The British Royal family has Prince Andrew.  In Belgium,  Prince Laurent is the bad boy.    When it comes down to picking which one is worse, I would vote for Laurent.   The Duke of York is the UK's Special Representative for International Trade and Investment.  He does not receive a salary for this position.    He receives £249,000, provided by the Queen, as an allowance.  This allowance is not for the Duke's personal use.  He cannot use these funds to pay for his daughters' university fees  or buy a new car.  Two thirds of the Civil List appanages are used to pay for staff salaries and correspondence, and the business of carrying out official duties. 

Prince Laurent receives a tax-free annual allowance of approximately $439,000.  I do not know if this is a salary, or if the money is used to pay salaries of staff and other expenses restricted to official duties.

Laurent, the youngest of three children of King Albert II and Queen Paola,  is back on the front pages of Belgium's newspaper because he recently traveled to the Congo "against the written advice" of the Belgian government.  His recent trip has, according to the Associated Press, "reinvigorated a debate in Parliament about cutting royal stipends."

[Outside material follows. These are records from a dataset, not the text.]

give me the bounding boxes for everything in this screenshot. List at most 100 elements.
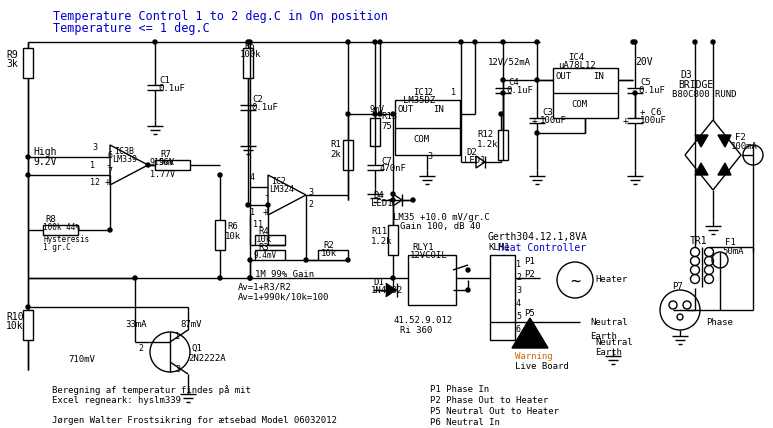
Text: + C6: + C6	[640, 108, 662, 117]
Text: LED1: LED1	[371, 199, 393, 208]
Text: 2: 2	[516, 273, 521, 282]
Circle shape	[633, 40, 637, 44]
Polygon shape	[718, 135, 731, 147]
Text: 919mV: 919mV	[150, 158, 175, 167]
Text: 3: 3	[92, 143, 97, 152]
Text: +: +	[623, 116, 629, 126]
Text: D2: D2	[466, 148, 477, 157]
Circle shape	[411, 198, 415, 202]
Text: Live Board: Live Board	[515, 362, 569, 371]
Bar	[490, 255, 515, 340]
Text: P1 Phase In: P1 Phase In	[430, 385, 489, 394]
Text: TR1: TR1	[690, 236, 707, 246]
Text: C5: C5	[640, 78, 651, 87]
Text: R1: R1	[330, 140, 341, 149]
Circle shape	[378, 40, 382, 44]
Text: 100k: 100k	[240, 50, 261, 59]
Text: 2: 2	[138, 344, 143, 353]
Text: 1.77V: 1.77V	[150, 170, 175, 179]
Circle shape	[466, 288, 470, 292]
Text: 470nF: 470nF	[379, 164, 406, 173]
Bar	[408, 255, 456, 305]
Text: D3: D3	[680, 70, 692, 80]
Circle shape	[535, 40, 539, 44]
Text: 100uF: 100uF	[540, 116, 567, 125]
Bar	[23, 48, 33, 78]
Circle shape	[26, 155, 30, 159]
Circle shape	[146, 163, 150, 167]
Text: 50mA: 50mA	[722, 247, 744, 256]
Text: F2: F2	[735, 133, 746, 142]
Text: Neutral: Neutral	[590, 318, 628, 327]
Circle shape	[373, 112, 377, 116]
Text: C1: C1	[159, 76, 170, 85]
Text: R4: R4	[258, 227, 269, 236]
Text: IC2: IC2	[271, 177, 286, 186]
Circle shape	[26, 173, 30, 177]
Circle shape	[631, 40, 635, 44]
Text: Excel regneark: hyslm339: Excel regneark: hyslm339	[52, 396, 181, 405]
Circle shape	[466, 268, 470, 272]
Text: 75: 75	[381, 122, 392, 131]
Text: 7: 7	[107, 167, 112, 176]
Circle shape	[248, 276, 252, 280]
Text: 2: 2	[308, 200, 313, 209]
Text: Heater: Heater	[595, 275, 627, 284]
Text: COM: COM	[413, 135, 429, 144]
Text: 1: 1	[516, 260, 521, 269]
Text: LM35 +10.0 mV/gr.C: LM35 +10.0 mV/gr.C	[393, 213, 490, 222]
Text: P7: P7	[672, 282, 683, 291]
Circle shape	[473, 40, 477, 44]
Text: Jørgen Walter Frostsikring for ætsebad Model 06032012: Jørgen Walter Frostsikring for ætsebad M…	[52, 416, 337, 425]
Text: IC1: IC1	[413, 88, 429, 97]
Circle shape	[246, 40, 250, 44]
Text: IN: IN	[593, 72, 604, 81]
Text: C7: C7	[381, 157, 392, 166]
Text: 1: 1	[451, 88, 456, 97]
Circle shape	[391, 276, 395, 280]
Text: 10k: 10k	[321, 249, 337, 258]
Text: LM35DZ: LM35DZ	[403, 96, 435, 105]
Text: 12V/52mA: 12V/52mA	[488, 57, 531, 66]
Circle shape	[266, 203, 270, 207]
Text: 41.52.9.012: 41.52.9.012	[393, 316, 452, 325]
Text: Q1: Q1	[192, 344, 203, 353]
Circle shape	[535, 131, 539, 135]
Text: R10: R10	[6, 312, 24, 322]
Text: 3k: 3k	[6, 59, 18, 69]
Text: Temperature Control 1 to 2 deg.C in On position: Temperature Control 1 to 2 deg.C in On p…	[53, 10, 388, 23]
Circle shape	[499, 112, 503, 116]
Circle shape	[501, 91, 505, 95]
Text: BRIDGE: BRIDGE	[678, 80, 713, 90]
Text: 1: 1	[90, 161, 95, 170]
Text: D4: D4	[373, 191, 383, 200]
Text: 4: 4	[516, 299, 521, 308]
Bar	[155, 160, 190, 170]
Bar	[215, 220, 225, 250]
Circle shape	[248, 40, 252, 44]
Text: 9mV: 9mV	[370, 105, 385, 114]
Circle shape	[346, 112, 350, 116]
Circle shape	[378, 112, 382, 116]
Circle shape	[391, 198, 395, 202]
Text: R13: R13	[381, 112, 397, 121]
Bar	[243, 48, 253, 78]
Circle shape	[373, 40, 377, 44]
Text: Earth: Earth	[595, 348, 621, 357]
Text: 0.1uF: 0.1uF	[506, 86, 533, 95]
Text: LM324: LM324	[269, 185, 294, 194]
Circle shape	[391, 112, 395, 116]
Text: 6: 6	[516, 325, 521, 334]
Circle shape	[633, 91, 637, 95]
Text: P2: P2	[524, 270, 535, 279]
Text: Ri 360: Ri 360	[400, 326, 432, 335]
Circle shape	[26, 305, 30, 309]
Bar	[255, 250, 285, 260]
Text: Gain 100, dB 40: Gain 100, dB 40	[400, 222, 481, 231]
Text: 3: 3	[516, 286, 521, 295]
Text: +: +	[532, 116, 538, 126]
Text: 0.1uF: 0.1uF	[638, 86, 665, 95]
Text: F1: F1	[725, 238, 736, 247]
Text: 100uF: 100uF	[640, 116, 667, 125]
Text: R5: R5	[244, 42, 255, 51]
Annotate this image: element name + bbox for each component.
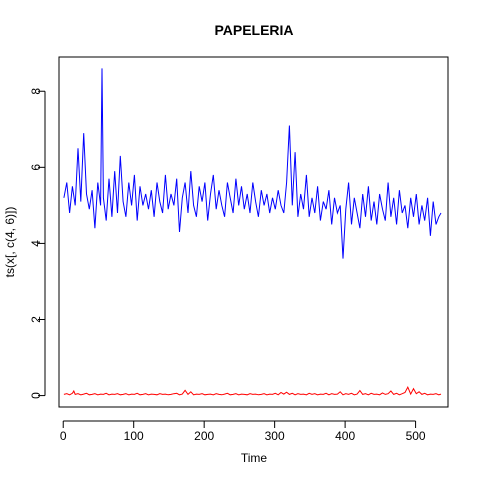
x-tick-label: 500 [406,429,426,443]
x-axis-title: Time [241,451,268,465]
series-line-2 [63,386,442,396]
axes: 0 100 200 300 400 500 0 2 4 6 8 [29,88,426,443]
y-axis-title-group: ts(x[, c(4, 6)]) [3,207,17,278]
y-tick-label: 8 [29,88,43,95]
plot-frame [58,56,449,408]
y-tick-label: 2 [29,316,43,323]
y-tick-label: 6 [29,164,43,171]
series-lines [63,68,442,396]
series-line-1 [63,68,442,259]
x-tick-label: 300 [265,429,285,443]
y-tick-label: 0 [29,392,43,399]
x-tick-label: 200 [194,429,214,443]
y-tick-label: 4 [29,240,43,247]
y-axis-title: ts(x[, c(4, 6)]) [3,207,17,278]
x-tick-label: 100 [124,429,144,443]
x-tick-label: 0 [60,429,67,443]
chart-title: PAPELERIA [214,22,293,38]
x-tick-label: 400 [335,429,355,443]
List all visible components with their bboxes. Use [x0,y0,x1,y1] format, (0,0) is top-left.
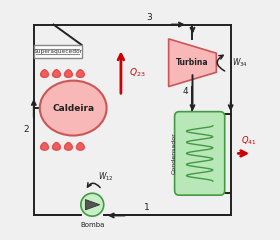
Text: Superaquecedor: Superaquecedor [33,49,82,54]
Polygon shape [76,70,84,77]
Polygon shape [85,199,100,210]
Text: $W_{34}$: $W_{34}$ [232,56,248,69]
Text: Bomba: Bomba [80,222,104,228]
Text: Condensador: Condensador [172,132,177,174]
Ellipse shape [40,81,107,136]
Polygon shape [53,143,60,150]
Polygon shape [41,143,48,150]
Text: Turbina: Turbina [176,58,209,67]
FancyBboxPatch shape [34,45,81,58]
Polygon shape [64,70,73,77]
FancyBboxPatch shape [175,112,225,195]
Circle shape [81,193,104,216]
Polygon shape [76,143,84,150]
Text: $Q_{23}$: $Q_{23}$ [129,66,146,78]
Polygon shape [169,39,216,87]
Text: 1: 1 [144,203,150,212]
Polygon shape [41,70,48,77]
Polygon shape [64,143,73,150]
Text: 2: 2 [24,125,29,134]
Text: 4: 4 [183,87,188,96]
Text: $W_{12}$: $W_{12}$ [97,170,113,182]
Text: 3: 3 [147,13,152,22]
Text: $Q_{41}$: $Q_{41}$ [241,135,256,147]
Polygon shape [53,70,60,77]
Text: Caldeira: Caldeira [52,104,94,113]
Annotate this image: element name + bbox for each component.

Belgium and the Congo have had a long and difficult relationship, and for a Belgium official, whether it be an elected official or a member of the Royal Family, a trip there is a "test of diplomacy."   The Congo was formerly the Belgian Congo, a colony of the small European country, and, at one time, the personal fiefdom of King Leopold II.  Much of the Belgian Royal Family's wealth came from the exploitation of the Congo and the rape and degradation of its people. 

Belgian Prime Minister Yves Leterme said yesterday that he "regretted"  Prince Laurent's decision to visit the Congo because it can "be seen as carrying a political message."   Foreign Minister Steven Vanackere said that Prince Laurent, as a member of the royal family, "does not enjoy the freedom of unfettered travel."

Although the government had requested that Prince Laurent postpone his trip,  he did not heed their advice.  "This move was not coordinated in advance with the government or with the Palace.  Despite the government's request to postpone the Palace and the trip to ensure necessary preparation, the prince decided not to delay his departure," the government said in an official statement.

Prince Laurent responded to the government statement on Wednesday.  "This trip was a private study tour, and the purpose was purely scientific and not political." 

In mid-march, Prince Laurent, 47, traveled to Kinshasa on behalf of the Prince Laurent Foundation, which raises money for the welfare of domestic and wild animals.